PH pulls out 'Uncharted' in local cinemas for showing China's 'nine dash line'


American action-adventure film "Uncharted" was removed from Philippine cinemas due to a scene containing an image of the nine-dash line maritime claims of China that is "contrary to national interest."

The Department of Foreign Affairs (DFA) disclosed on Wednesday, April 27, that it requested the Movie and Television Review and Classification Board (MTRCB) to reevaluate and pull out the screening of the Sony movie in local cinemas.

The MTRCB "responded favorably" to the request, the department said.

In its response to the DFA, MTRCB stated that it had “ordered Columbia Pictures Industries Inc. to cease and desist from exhibiting the said motion picture, unless and until they are able to remove the objectionable scenes.”

"MTRCB further reported that Columbia has since complied with its order and has pulled out the movie from the cinemas," the DFA said.

The Foreign Affairs department stressed that the nine-dash claim is contrary to the country's national interest, which has been settled in the 2016 Arbitral Award.

"The Arbitral Tribunal held that China’s nine-dash line has no legal basis as its accession to UNCLOS has extinguished any of its rights that it may have had in the maritime areas in the South China Sea.
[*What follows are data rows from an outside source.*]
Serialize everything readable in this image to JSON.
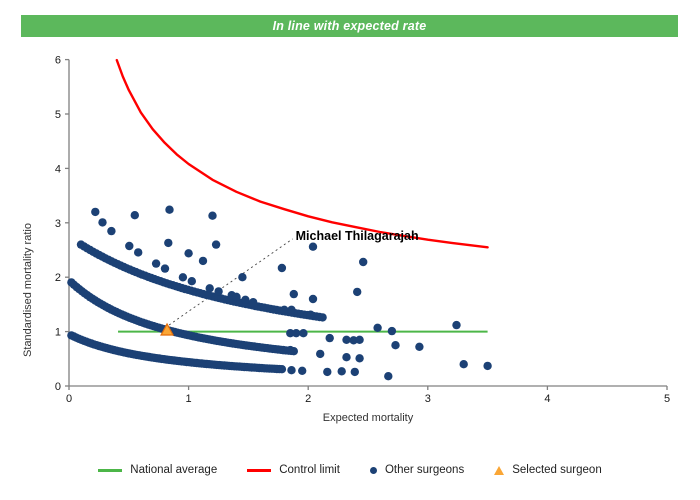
{
  "header": {
    "title": "In line with expected rate",
    "bar_color": "#5CB85C"
  },
  "legend": {
    "items": [
      {
        "label": "National average",
        "swatch": "line",
        "color": "#4CB648"
      },
      {
        "label": "Control limit",
        "swatch": "line",
        "color": "#FF0000"
      },
      {
        "label": "Other surgeons",
        "swatch": "dot",
        "color": "#1C4175"
      },
      {
        "label": "Selected surgeon",
        "swatch": "triangle",
        "color": "#FAA635"
      }
    ]
  },
  "chart_data": {
    "type": "scatter",
    "xlabel": "Expected mortality",
    "ylabel": "Standardised mortality ratio",
    "xlim": [
      0,
      5
    ],
    "ylim": [
      0,
      6
    ],
    "x_ticks": [
      0,
      1,
      2,
      3,
      4,
      5
    ],
    "y_ticks": [
      0,
      1,
      2,
      3,
      4,
      5,
      6
    ],
    "grid": false,
    "axis_color": "#808080",
    "tick_label_color": "#1a1a1a",
    "national_average": {
      "y": 1,
      "x_start": 0.41,
      "x_end": 3.5,
      "color": "#4CB648"
    },
    "control_limit": {
      "color": "#FF0000",
      "points": [
        [
          0.4,
          5.99
        ],
        [
          0.45,
          5.69
        ],
        [
          0.5,
          5.44
        ],
        [
          0.6,
          5.03
        ],
        [
          0.7,
          4.72
        ],
        [
          0.8,
          4.47
        ],
        [
          0.9,
          4.26
        ],
        [
          1.0,
          4.08
        ],
        [
          1.2,
          3.79
        ],
        [
          1.4,
          3.57
        ],
        [
          1.6,
          3.39
        ],
        [
          1.8,
          3.25
        ],
        [
          2.0,
          3.12
        ],
        [
          2.2,
          3.01
        ],
        [
          2.4,
          2.92
        ],
        [
          2.6,
          2.83
        ],
        [
          2.8,
          2.76
        ],
        [
          3.0,
          2.69
        ],
        [
          3.2,
          2.63
        ],
        [
          3.5,
          2.55
        ]
      ]
    },
    "other_surgeons": {
      "color": "#1C4175",
      "dot_radius": 4.2,
      "bands": [
        {
          "k": 0.81,
          "a": 0.85,
          "x_start": 0.02,
          "x_end": 1.78,
          "n": 85
        },
        {
          "k": 1.79,
          "a": 0.92,
          "x_start": 0.02,
          "x_end": 1.88,
          "n": 85
        },
        {
          "k": 4.94,
          "a": 1.8,
          "x_start": 0.1,
          "x_end": 2.12,
          "n": 80
        },
        {
          "k": 4.0,
          "a": 1.05,
          "x_start": 0.28,
          "x_end": 1.55,
          "n": 18,
          "gapped": true
        }
      ],
      "points": [
        [
          0.22,
          3.2
        ],
        [
          0.55,
          3.14
        ],
        [
          0.84,
          3.24
        ],
        [
          1.2,
          3.13
        ],
        [
          0.83,
          2.63
        ],
        [
          1.0,
          2.44
        ],
        [
          1.12,
          2.3
        ],
        [
          1.23,
          2.6
        ],
        [
          1.36,
          1.67
        ],
        [
          1.4,
          1.64
        ],
        [
          1.54,
          1.54
        ],
        [
          1.45,
          2.0
        ],
        [
          1.78,
          2.17
        ],
        [
          2.04,
          2.56
        ],
        [
          2.46,
          2.28
        ],
        [
          1.88,
          1.69
        ],
        [
          2.04,
          1.6
        ],
        [
          2.41,
          1.73
        ],
        [
          1.8,
          1.4
        ],
        [
          1.86,
          1.4
        ],
        [
          2.02,
          1.31
        ],
        [
          1.85,
          0.97
        ],
        [
          1.9,
          0.97
        ],
        [
          1.96,
          0.97
        ],
        [
          2.18,
          0.88
        ],
        [
          2.32,
          0.85
        ],
        [
          2.38,
          0.84
        ],
        [
          2.43,
          0.85
        ],
        [
          2.58,
          1.07
        ],
        [
          2.7,
          1.01
        ],
        [
          2.73,
          0.75
        ],
        [
          2.93,
          0.72
        ],
        [
          1.79,
          0.66
        ],
        [
          1.85,
          0.66
        ],
        [
          2.1,
          0.59
        ],
        [
          2.32,
          0.53
        ],
        [
          2.43,
          0.51
        ],
        [
          1.86,
          0.29
        ],
        [
          1.95,
          0.28
        ],
        [
          2.16,
          0.26
        ],
        [
          2.28,
          0.27
        ],
        [
          2.39,
          0.26
        ],
        [
          2.67,
          0.18
        ],
        [
          3.24,
          1.12
        ],
        [
          3.3,
          0.4
        ],
        [
          3.5,
          0.37
        ]
      ]
    },
    "selected_surgeon": {
      "x": 0.82,
      "y": 1.03,
      "label": "Michael Thilagarajah",
      "color": "#FAA635",
      "border_color": "#E36C09",
      "label_x": 1.87,
      "label_y": 2.76
    }
  }
}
China also never had historic rights in the waters within the nine-dash line," the DFA said.

This is not the first time that the department sought to prohibit the screening of a Hollywood movie featuring China’s nine-dash line. In 2019, it also requested the MTRCB to pull out the DreamWorks animated feature “Abominable” after a scene showed the Chinese nine-dash line.

In November last year, it also requested for the removal of the episodes showing a map of China’s so-called nine-dash line from the political drama “Pine Gap.”